The Darkness frontman Justin Hawkins has spoken about the highs and lows of fame in a new interview with NME.
The British singer described the “much-publicised sadness, drama and trauma” that the band has gone through since their debut ‘Permission To Land’ sold 1.5 million copies in 2003.
Twelve years on, Hawkins says, “So many people get to my age and say ‘No regrets’. I think, ‘So many regrets that you may as well not think about them’. You learn a lot through regret, and shame… Having had two line-up changes in the past year, there might be a temptation to see The Darkness as a difficult band to be in, but it’s not. It’s an easy thing to be in, but a difficult thing to stay in.”
Hawkins has also responded to the harsh criticism they’ve receiving end of. “The Darkness has been subject to some harsh assessments… there are some mean people in the world but that doesn’t mean you have to lock yourself away and be apologetic just because some arsehole thinks you’re a dick. You can’t let that stop you from enjoying your life and doing what you were born to do. Because that’s bullying, you’d let the bullies win, and we all know what bullies are – cunts, fucking cunts. Not that one person has ever had the audacity to say that sort of thing to my face. So as far as I’m concerned, they’re all ghosts.”
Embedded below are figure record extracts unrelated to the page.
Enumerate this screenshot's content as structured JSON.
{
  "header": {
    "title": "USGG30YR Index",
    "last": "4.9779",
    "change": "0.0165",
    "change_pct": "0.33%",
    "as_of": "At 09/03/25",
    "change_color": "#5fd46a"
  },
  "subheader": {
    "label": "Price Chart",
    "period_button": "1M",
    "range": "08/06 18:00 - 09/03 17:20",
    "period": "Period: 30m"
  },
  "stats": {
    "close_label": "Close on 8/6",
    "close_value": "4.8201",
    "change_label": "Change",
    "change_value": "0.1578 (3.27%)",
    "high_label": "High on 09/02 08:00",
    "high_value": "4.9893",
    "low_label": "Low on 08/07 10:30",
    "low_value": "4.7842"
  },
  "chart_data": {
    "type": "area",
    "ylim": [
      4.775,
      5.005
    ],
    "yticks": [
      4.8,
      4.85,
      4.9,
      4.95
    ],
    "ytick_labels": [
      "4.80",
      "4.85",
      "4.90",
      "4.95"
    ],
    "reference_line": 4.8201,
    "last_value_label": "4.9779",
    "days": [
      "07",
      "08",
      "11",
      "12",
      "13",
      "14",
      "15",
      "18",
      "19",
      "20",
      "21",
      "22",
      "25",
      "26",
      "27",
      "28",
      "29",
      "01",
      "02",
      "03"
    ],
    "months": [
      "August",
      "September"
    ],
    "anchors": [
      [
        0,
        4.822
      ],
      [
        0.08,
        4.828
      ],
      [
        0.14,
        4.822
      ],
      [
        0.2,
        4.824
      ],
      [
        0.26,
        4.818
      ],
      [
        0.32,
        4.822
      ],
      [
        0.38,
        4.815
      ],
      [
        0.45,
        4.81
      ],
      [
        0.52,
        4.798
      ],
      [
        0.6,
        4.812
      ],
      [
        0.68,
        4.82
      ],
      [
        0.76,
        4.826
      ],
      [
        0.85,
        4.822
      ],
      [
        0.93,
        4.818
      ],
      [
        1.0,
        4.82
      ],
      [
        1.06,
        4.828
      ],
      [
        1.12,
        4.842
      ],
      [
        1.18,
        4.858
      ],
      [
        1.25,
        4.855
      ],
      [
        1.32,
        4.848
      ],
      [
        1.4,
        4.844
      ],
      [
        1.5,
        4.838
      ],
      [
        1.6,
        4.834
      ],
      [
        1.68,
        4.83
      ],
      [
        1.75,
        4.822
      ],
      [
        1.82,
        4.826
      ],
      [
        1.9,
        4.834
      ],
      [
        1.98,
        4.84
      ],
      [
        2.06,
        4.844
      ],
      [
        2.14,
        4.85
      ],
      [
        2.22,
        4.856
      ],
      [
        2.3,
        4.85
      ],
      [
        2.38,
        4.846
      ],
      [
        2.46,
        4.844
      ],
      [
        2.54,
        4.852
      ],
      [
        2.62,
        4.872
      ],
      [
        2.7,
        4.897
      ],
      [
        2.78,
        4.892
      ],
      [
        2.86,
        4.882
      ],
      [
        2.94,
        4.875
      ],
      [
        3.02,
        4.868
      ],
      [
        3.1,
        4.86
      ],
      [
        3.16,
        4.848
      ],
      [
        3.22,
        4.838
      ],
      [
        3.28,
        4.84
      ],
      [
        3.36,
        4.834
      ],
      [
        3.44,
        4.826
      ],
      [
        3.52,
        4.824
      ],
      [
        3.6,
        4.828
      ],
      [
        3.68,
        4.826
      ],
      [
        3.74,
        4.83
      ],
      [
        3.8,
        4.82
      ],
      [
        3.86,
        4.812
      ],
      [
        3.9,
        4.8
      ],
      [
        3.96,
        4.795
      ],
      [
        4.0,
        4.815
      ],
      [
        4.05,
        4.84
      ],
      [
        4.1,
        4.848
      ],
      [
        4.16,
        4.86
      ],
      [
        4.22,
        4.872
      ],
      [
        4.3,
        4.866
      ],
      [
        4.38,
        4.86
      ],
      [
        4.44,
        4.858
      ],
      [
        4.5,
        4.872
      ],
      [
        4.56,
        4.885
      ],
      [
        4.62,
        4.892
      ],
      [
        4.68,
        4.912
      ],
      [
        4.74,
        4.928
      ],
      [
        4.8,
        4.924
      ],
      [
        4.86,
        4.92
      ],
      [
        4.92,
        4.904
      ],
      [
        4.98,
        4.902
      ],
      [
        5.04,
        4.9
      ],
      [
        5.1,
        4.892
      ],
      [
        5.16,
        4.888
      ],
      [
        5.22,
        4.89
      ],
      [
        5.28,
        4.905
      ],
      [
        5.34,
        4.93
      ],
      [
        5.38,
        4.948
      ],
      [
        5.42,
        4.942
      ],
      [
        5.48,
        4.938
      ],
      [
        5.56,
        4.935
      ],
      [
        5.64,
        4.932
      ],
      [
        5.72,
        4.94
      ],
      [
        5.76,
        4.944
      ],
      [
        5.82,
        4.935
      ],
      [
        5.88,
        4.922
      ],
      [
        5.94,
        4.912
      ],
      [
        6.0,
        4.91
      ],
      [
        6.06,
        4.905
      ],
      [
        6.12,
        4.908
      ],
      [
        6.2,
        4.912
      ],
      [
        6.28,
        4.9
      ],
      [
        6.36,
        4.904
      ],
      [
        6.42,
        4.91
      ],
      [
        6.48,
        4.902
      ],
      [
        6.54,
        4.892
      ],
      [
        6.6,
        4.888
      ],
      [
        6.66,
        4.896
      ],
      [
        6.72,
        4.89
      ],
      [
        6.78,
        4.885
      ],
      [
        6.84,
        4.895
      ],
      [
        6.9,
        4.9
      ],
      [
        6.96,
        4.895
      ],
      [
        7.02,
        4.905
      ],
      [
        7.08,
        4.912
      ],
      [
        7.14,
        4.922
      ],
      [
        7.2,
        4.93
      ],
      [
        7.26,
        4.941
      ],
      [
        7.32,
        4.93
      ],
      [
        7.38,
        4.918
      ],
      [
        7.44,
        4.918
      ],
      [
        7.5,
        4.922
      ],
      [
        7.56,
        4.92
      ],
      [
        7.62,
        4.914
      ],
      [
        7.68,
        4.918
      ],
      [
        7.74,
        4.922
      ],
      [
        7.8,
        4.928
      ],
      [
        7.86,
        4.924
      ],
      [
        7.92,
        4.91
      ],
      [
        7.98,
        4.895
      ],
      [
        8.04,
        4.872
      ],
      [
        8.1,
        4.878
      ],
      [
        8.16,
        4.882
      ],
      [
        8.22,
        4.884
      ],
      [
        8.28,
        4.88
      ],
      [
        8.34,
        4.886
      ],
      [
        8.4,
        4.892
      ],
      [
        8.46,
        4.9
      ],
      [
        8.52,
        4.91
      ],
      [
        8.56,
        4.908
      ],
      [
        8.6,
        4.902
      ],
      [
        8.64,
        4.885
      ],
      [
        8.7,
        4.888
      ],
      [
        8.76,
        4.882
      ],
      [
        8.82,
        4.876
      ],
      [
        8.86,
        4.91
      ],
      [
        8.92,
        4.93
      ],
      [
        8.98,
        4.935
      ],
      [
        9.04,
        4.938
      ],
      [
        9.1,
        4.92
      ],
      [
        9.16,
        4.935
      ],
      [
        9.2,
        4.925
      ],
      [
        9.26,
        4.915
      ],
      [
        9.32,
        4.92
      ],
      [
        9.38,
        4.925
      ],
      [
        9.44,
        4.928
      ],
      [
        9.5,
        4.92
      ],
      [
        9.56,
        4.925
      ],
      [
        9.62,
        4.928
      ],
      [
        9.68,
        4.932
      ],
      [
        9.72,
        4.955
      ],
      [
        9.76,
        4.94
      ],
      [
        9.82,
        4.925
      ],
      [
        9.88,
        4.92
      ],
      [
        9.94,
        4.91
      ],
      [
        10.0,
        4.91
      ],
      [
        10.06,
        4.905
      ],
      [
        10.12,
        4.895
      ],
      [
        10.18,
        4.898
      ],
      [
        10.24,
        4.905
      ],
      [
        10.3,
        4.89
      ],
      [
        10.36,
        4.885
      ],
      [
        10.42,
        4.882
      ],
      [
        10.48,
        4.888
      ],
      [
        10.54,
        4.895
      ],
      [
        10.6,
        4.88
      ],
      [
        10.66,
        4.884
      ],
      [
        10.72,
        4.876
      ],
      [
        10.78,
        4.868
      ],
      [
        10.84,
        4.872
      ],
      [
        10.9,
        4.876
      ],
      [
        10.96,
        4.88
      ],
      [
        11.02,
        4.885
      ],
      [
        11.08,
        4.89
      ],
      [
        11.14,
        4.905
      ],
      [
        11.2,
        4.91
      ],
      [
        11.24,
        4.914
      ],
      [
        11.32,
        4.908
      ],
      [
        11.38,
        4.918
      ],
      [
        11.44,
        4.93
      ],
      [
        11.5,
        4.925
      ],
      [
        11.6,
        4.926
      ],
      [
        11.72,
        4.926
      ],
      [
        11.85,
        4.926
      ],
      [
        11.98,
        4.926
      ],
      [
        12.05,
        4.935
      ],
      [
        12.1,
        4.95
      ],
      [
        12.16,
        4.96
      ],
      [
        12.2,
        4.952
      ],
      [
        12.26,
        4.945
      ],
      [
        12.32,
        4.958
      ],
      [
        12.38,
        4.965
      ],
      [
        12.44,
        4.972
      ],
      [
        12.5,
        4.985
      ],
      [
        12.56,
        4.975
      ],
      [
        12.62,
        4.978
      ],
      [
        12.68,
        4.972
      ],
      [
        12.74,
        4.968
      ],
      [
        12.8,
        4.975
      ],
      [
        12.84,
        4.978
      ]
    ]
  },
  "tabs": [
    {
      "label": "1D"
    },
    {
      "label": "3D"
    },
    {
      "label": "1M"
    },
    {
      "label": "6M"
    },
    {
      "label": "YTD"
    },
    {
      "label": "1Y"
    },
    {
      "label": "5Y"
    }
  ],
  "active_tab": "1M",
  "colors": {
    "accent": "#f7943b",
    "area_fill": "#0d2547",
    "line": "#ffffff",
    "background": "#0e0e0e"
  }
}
“I do have some fond memories of being super successful and famous… I’ve met all my heroes, random folk have their opinions on me as a person [despite] having never met me – brilliant. But I’ve also learned how to fly a helicopter, which I don’t think I would have done if I had carried on working with my father on a building site.”
The Darkness will release ‘Last Of Our Kind’, their fourth record, on June 1. It follows on from 2012’s ‘Hot Cakes’.
The group’s new drummer Emily Dolan left the band after only a few months in the band to pursue new projects. Dolan replaced founding member Ed Graham, who left The Darkness at the end of 2014.